Nice write-up on CHA Designer Member Elaine Schmidt in the Morristown Daily Record. A demonstration that local PR really can position you as an expert in your local community where your business is conducted. Congrats on the article.
January 3, 2010
Woman turns lifelong passion into successful career
By JENNIFER L. NELSON
SPECIAL TO THE DAILY RECORD
Elaine Schmidt is crafty, and she has a massive collection of ribbons, fabric, buttons and beads to prove it.
“Ever since my mother and grandmother taught me how to knit and sew as a little girl, I just always knew I liked to make things,” said Schmidt, who lives in Long Valley.
She was right. Today she’s a freelance craft designer, product-development consultant, fiber artist, educator and spokeswoman, collaborating with various companies and manufacturers in the arts and crafts, sewing, quilting and gift industries.
When it came time for Schmidt to select a college path, she went with her first instinct and studied textile and design at Carnegie Mellon University in Pittsburgh. After learning about the fashion and design industries, she dove right in as an assistant buyer for a Pittsburgh department store.
She went on to work in the education and design departments for Butterick Patterns and Vogue, served as the design coordinator for a chain of retail craft stores called The Ribbon Outlet and worked as product development director for an import craft and gift company.
Schmidt began picking up freelance design work on the side, ultimately deciding to stick to running her own business, Elaine Schmidt Designs, “as her family came along,” she said. She is wife to Ken and mother to three grown daughters — Elizabeth, Emily and Carlee.
“I (kept finding) jobs that utilized my skills,” she said. “I became more involved in the business side of crafts and design, and it grew from there. One thing leads to another.”
Schmidt has developed new concepts for countless companies that manufacture products for the craft and hobby industries, ranging from projects in fabric to paint to wire. She was the brains behind the Ka-Jinker quick-click attachment tool and embellishment system for decorating craft projects made by the Blumenthal Lansing Co.; some even call her the “Ka-Jinker Thinker.”
Her original designs have been featured in hundreds of books and magazines, project sheets, advertisements, Web sites, trade-show and showroom displays and talk-show segments.

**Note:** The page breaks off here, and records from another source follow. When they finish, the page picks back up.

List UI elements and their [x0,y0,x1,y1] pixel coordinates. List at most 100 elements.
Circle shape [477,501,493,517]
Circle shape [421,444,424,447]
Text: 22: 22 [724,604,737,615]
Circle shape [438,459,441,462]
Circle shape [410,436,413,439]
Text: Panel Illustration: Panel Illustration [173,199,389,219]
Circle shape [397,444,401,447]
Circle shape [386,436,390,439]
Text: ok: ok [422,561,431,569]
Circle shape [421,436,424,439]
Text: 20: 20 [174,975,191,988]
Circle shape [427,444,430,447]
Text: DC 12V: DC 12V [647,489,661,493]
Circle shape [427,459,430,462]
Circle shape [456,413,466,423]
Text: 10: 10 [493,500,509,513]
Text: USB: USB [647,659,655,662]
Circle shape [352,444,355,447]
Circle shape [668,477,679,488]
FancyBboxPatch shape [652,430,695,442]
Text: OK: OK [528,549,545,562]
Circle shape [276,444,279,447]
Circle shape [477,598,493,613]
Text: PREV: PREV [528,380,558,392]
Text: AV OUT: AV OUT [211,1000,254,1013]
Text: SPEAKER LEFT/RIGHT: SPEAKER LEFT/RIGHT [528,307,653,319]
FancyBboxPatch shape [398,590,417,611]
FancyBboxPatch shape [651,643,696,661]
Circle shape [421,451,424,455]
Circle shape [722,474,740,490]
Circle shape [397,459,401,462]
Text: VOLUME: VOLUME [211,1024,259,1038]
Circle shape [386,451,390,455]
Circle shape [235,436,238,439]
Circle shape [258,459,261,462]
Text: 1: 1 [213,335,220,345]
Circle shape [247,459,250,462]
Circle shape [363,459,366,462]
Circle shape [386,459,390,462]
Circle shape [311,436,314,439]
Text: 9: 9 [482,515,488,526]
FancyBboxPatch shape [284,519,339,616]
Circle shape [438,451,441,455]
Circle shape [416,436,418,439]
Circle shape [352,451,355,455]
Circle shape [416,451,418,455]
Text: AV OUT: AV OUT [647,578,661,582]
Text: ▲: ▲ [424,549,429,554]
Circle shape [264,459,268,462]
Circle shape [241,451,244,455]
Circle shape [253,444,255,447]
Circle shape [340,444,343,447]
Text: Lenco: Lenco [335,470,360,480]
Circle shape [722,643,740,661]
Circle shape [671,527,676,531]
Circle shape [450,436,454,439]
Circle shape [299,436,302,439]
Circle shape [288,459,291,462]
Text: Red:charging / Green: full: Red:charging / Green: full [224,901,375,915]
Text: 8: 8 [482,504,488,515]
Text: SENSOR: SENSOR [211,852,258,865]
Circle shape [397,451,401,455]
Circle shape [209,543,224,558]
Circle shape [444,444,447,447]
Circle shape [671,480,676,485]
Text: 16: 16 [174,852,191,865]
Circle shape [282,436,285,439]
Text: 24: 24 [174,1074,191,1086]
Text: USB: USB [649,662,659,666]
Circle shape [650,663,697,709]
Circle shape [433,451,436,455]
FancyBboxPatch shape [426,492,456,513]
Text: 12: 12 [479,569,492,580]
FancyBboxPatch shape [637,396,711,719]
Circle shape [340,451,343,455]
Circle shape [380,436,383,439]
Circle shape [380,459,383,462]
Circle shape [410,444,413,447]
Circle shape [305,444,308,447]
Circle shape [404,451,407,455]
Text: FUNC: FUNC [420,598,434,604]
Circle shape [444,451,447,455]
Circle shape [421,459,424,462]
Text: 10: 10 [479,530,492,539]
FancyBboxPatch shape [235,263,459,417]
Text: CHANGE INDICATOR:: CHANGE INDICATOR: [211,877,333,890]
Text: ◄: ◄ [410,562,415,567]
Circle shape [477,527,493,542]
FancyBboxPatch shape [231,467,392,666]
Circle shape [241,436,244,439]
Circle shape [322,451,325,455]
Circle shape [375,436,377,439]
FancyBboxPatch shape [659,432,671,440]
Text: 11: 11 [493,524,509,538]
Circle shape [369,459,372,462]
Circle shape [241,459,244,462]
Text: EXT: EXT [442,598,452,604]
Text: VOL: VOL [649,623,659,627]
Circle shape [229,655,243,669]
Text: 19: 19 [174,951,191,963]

“Did you ever go into a craft or sewing store and wonder, ‘How did this pattern come to be?’ ” Schmidt said. “Well, they all begin with a single idea.” If handbags are the latest fashion trend, she said, suddenly more patterns, handles, hardware and clasps required to make that particular accessory begin cropping up.
“What I do is think through all the aspects that go into making these products — what people would enjoy making — and instructions on how to do it,” she said.
Though she dabbles in a variety of crafts, and her life as a freelancer calls for involvement in a wide variety of projects, Schmidt’s main focus is fabrics.
“My specialty is the softer side of crafts,” she said.
She recently published a step-by-step reference guide for crafting with ribbon titled “The Complete Photo Guide to Ribbon Crafts” (Creative Publishing International), in which she shows readers how to turn “something plain” into “something fabulous” — from a collar for Fido to patchwork pillows for Mom. The book is available on Amazon.com for $16.50.
“It’s about anything you could ever think to do with ribbons — tying different bows to sewing to jewelry to embroidery to paper crafts,” she said.
For those aspiring to learn how to turn everyday items into works of art, Schmidt advises learning the basics of good design and starting with the kind of craft you find most interesting. She teaches courses at trade and consumer shows and for special interest groups and belongs to the Craft and Hobby Association.
“If you love color and design and appreciate the visual world and textures and working with your hands, you simply have to do it,” she said.
Many others are discovering the joy of crafting and find it not only fun, but even therapeutic.
“Sometimes the repetition of knitting can have a real calming effect,” she said.
Most importantly, however, Schmidt is adamant that taking the time to learn how to do a craft, whether it’s stringing jewelry or knitting blankets, can help us all recapture our own individuality.
“Right now, there’s a lot of sameness in the world. We have so many big stores, and everything looks alike,” she said. “But to be able to personalize a gift, and to make something that’s yours and truly unique, balances the high-tech world in which we live.”